BERLIN, Germany (VIP NEWS) — The negotiations by the German Federal Association of Concert Organizers (bdv) and the Association of German Concert Agencies (VDKD) with GEMA, on the continuation of their rate agreement in the field of concerts with entertainment music have failed.

Consequently GEMA has just issued a new rate, which will enter into force on 1 January 2015. In place of the previous share, graded according to numbers attending, authors are in general now to have a share of 10 per cent in the gross event turnover, irrespective of the event size. The increase is to
occur in annual phases from 2016 on and reach its target in 2020. bdv and VDKD have rejected the increase demand of the Performing Rights Society.

The associations will institute arbitration proceedings at the German Patent and Trade Mark Office (DPMA) in Munich and lodge an application for the issue of an agreement proposal. It was possible to arrive at a transitional arrangement with GEMA in the form of continued application of the current rate.

“The demand represents a doubling in the previous conditions for events with up to 2,000 in attendance. And the rate has as a result also increased by over 30 per cent for bigger events,” bdv President Jens Michow pointed out. The occasion for the rate dispute was initially the demand for an increase by GEMA for events with up to 2,000 in attendance.

This was rejected by the association representatives with reference to the special cultural importance of this event category. “Especially in the case of such smaller events, the cost
burden in relation to the achievable turnover is in any case much higher than at larger events,” explained VDKD President Michael Russ. “Those primarily affected in the event of a rate increase in this category would above all be young artists, who want to win a market share in the first place.” The discounts introduced for new talent and cultural events did not reduce this problem either.

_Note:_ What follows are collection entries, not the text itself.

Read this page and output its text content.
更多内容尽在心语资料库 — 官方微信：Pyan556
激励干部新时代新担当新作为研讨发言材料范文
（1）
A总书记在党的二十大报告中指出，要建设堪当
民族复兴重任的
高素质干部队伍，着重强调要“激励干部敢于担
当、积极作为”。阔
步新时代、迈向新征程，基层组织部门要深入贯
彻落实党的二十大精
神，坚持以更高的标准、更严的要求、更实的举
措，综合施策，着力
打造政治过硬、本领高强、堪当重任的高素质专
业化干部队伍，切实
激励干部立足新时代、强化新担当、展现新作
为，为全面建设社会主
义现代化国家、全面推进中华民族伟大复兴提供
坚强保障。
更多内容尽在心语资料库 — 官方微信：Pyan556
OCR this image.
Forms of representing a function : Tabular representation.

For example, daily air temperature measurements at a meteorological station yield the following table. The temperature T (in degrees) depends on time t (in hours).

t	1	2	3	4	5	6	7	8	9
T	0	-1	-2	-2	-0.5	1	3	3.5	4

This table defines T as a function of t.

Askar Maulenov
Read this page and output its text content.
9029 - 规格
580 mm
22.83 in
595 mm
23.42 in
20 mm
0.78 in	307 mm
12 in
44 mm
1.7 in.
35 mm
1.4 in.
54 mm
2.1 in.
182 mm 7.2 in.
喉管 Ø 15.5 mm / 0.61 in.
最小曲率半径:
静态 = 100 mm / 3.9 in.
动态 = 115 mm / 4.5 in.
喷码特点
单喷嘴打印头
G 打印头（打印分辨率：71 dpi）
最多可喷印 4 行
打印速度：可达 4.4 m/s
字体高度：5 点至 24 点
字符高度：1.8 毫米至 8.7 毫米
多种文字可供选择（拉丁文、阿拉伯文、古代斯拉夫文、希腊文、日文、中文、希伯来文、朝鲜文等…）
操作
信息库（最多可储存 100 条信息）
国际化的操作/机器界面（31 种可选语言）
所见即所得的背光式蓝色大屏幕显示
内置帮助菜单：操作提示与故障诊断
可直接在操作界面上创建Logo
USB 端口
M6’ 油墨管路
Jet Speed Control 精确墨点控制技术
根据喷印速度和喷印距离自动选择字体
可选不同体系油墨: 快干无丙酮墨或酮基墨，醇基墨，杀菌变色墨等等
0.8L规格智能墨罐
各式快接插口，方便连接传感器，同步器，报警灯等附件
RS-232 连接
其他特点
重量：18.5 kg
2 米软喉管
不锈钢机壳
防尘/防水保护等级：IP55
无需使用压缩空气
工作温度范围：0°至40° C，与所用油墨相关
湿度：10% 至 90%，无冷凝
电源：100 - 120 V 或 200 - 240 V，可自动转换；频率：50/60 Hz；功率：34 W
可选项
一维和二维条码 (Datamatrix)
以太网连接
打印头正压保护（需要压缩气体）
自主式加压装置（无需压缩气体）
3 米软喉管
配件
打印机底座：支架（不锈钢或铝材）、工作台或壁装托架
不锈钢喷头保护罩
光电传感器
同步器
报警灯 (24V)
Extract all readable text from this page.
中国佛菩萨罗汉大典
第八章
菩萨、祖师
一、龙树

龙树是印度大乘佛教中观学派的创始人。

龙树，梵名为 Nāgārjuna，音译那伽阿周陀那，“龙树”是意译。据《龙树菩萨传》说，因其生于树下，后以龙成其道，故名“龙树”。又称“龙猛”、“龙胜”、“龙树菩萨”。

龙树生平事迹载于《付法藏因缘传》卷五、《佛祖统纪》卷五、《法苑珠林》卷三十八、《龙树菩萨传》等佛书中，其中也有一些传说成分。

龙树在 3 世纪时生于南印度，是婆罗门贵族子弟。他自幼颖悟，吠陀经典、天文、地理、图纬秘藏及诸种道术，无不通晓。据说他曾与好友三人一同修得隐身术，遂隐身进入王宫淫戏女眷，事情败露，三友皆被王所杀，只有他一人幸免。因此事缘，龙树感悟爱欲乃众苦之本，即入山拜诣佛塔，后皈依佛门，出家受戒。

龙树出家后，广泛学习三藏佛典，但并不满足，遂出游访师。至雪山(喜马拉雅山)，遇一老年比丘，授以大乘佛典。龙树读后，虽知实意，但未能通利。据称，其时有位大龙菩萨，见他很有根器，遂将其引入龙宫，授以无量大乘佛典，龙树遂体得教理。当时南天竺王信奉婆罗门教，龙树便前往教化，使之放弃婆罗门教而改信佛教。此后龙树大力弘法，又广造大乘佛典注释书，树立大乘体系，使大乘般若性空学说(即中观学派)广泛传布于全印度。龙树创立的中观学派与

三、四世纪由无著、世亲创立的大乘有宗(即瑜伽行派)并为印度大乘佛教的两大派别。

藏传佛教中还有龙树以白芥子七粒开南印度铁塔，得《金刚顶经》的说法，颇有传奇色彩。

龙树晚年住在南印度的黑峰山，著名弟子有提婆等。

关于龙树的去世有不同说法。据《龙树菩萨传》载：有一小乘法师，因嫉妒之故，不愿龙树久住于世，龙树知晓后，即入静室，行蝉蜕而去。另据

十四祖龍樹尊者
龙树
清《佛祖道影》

The association representatives jointly declared, “We regret that no agreement was reached with GEMA and emphasis our appreciation of the artistic achievement and important
participation of components and text authors at concerts. However, after GEMA already drastically increased the rates under the overall agreement of 2010 and the final stage of this
increase only took effect this year, neither the organizers nor audiences can be convinced that there should once again be cost increases.” The demands of GEMA thus had to be rejected as unacceptable. “They lack economic balance and will have direct and disproportional effects on the cost structures of the concerts, and as a result inescapably also on the admission prices,” according to Russ. “It is in accordance with the legal position that a rate once agreed inherently includes an assumption of appropriateness,” Michow noted. “The associations already appealed to the DPMA during the last overall rate negotiations in December 2008.

After an arbitral award and renewed negotiations, both sides were able to agree in December 2009 on an overall agreement with a term up to the end of 2014. What was regarded on both sides a few years ago as appropriate cannot already be inappropriate again,” according to the lawyer.

More than 500 agencies, tour and concert organizers are united in the two professional associations of the German live entertainment sector. They generated a turnover of about
3.8 billion euros in 2013 with the sale of over 120 million tickets.